It’s always a good time to start paring down your debt even before the financial troubles come knocking.
Victoria Españo, CEO and chairperson of auditing firm Punongbayan & Araullo, says many Filipinos misunderstand bankruptcy, thinking of it as something so extremely negative as to be equated with suicide.
In reality, it only means that your assets are not enough to cover your liabilities, a situation that many companies and individuals have experienced and overcome, says Gerard Lukban, former commission secretary of the Securities and Exchange Commission.
Henry Ong, president of consultancy Business Sense, says SMEs are not familiar with insolvency procedures because most of them borrow small amounts and usually under informal arrangements, which have simpler terms.
Still, it’s a good idea for small businesses to learn from big companies, which have successfully restructured their debts, says Jade Divinagracia, partner at auditing firm Isla Lipana & Co.
The most common strategies, she says, include reducing high-cost debt and fixed charges, and cutting costs. “What is most critical, however, is that the business must develop and establish a business model that can generate future cash flows, and ensure that the business can eventually operate on a self-sustaining basis.”
Here are some other tips on how small businesses can get back in the black:
Get a clear picture
“Don’t get overwhelmed,” says Españo.
Be clear-minded enough to assess what you have and what you owe and determine the following: your creditors, how much you owe them, what are the interest rates, what are the commitment dates, and what are the repercussions if you don’t pay. Then, look at your assets and properties, your income from different sources, and ensure that you sustain the source of that income that is keeping you afloat.
Now you can decide which loans to pay first. Start off with the ones with the highest interest rates, she says.
Some people moan about having money troubles, but fail to see that they are living lavishly. “If you have three cars, get rid of one or two, or sell your club shares,” says Españo, citing the need to eliminate certain expenses to get back on track.
Get better terms
As you look at your unpaid loans, see if you can get better terms from your creditor, Españo suggests. If you’re being charged a 10 percent interest rate, find a way to get it down to 3 percent instead. Then use the new loan to pay down the loan with the higher interest, she explains.
Ong says if demand for your product or service is seasonal, which means cash flow might be tight during certain months, you can sell your receivables to a third party to raise quick cash. The buyer gets a 90 or 95 percent discount and he can profit by receiving the full amount from your client later. You can do this when you are expecting your business to improve in the short term.
Convert loans into equity
Another way you can cut your debt is to convert part of the money your creditor lent you into equity in your business.
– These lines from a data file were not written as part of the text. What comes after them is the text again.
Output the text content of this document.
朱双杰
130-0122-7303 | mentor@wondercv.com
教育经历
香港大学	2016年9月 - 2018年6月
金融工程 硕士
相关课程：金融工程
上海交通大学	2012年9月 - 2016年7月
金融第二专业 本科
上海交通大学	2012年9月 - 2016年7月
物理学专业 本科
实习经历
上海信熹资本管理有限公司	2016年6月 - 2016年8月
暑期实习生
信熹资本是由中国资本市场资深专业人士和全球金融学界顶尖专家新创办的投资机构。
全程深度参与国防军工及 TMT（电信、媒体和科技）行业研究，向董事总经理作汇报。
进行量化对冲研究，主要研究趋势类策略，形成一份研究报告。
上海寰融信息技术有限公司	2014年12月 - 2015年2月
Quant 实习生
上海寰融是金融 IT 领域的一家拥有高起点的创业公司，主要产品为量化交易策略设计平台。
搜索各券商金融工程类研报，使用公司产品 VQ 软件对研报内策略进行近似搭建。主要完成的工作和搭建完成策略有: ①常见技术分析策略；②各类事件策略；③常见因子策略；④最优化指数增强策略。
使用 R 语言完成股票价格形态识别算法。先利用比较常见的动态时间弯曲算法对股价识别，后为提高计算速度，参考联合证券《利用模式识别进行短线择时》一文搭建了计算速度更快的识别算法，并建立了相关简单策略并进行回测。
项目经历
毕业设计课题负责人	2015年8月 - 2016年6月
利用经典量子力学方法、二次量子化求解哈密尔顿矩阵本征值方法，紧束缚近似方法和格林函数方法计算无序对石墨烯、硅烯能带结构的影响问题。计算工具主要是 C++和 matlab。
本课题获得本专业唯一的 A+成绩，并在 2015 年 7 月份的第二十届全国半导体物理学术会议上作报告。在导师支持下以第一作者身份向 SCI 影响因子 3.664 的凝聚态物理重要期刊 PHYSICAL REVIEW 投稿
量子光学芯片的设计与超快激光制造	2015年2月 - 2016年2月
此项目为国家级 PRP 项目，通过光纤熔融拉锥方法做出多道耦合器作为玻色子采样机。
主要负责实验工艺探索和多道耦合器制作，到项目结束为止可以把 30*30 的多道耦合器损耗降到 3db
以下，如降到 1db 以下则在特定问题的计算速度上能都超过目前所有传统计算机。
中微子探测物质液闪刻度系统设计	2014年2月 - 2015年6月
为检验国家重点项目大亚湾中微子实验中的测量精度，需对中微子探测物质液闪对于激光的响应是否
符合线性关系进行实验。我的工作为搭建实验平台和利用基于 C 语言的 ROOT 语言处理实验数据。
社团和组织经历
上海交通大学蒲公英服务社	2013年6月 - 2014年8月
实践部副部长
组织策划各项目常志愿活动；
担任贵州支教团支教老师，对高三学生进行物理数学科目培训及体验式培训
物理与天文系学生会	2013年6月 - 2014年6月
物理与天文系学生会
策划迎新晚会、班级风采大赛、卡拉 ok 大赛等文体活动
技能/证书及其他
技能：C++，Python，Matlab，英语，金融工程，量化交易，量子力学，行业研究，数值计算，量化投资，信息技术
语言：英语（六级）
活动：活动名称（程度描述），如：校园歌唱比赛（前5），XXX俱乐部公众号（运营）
Your creditor will now be an investor and you will have lowered or eradicated your debts. Some creditors might not be willing to do this, but others may believe in your business enough to agree to be a shareholder, says Ong. In this case, you have to know how much your company is worth and determine how much in equity you’d let your creditor have depending on how much money he lent you.
File for debt rehab
If worse comes to worst, filing for debt relief may be your only option.
“Companies in distress are bleeding to death. The lifeblood of a business is cash flow and one of the first steps to revival is to stop the bleeding,” says Lukban. When you file for debt relief, you can temporarily suspend debt payments until the business has recovered. If your business is deemed worth saving by the courts, you’ll go into rehabilitation and debt restructuring. If the court deems the situation hopeless, it will issue an order to have your assets liquidated, he says.
Look for a “white knight”
Lukban says that a white knight is a friendly investor that buys into a company facing bankruptcy, usually with support and approval of management. The white knight is not necessarily an existing creditor, but a third party who is interested in saving the business and becoming a major shareholder.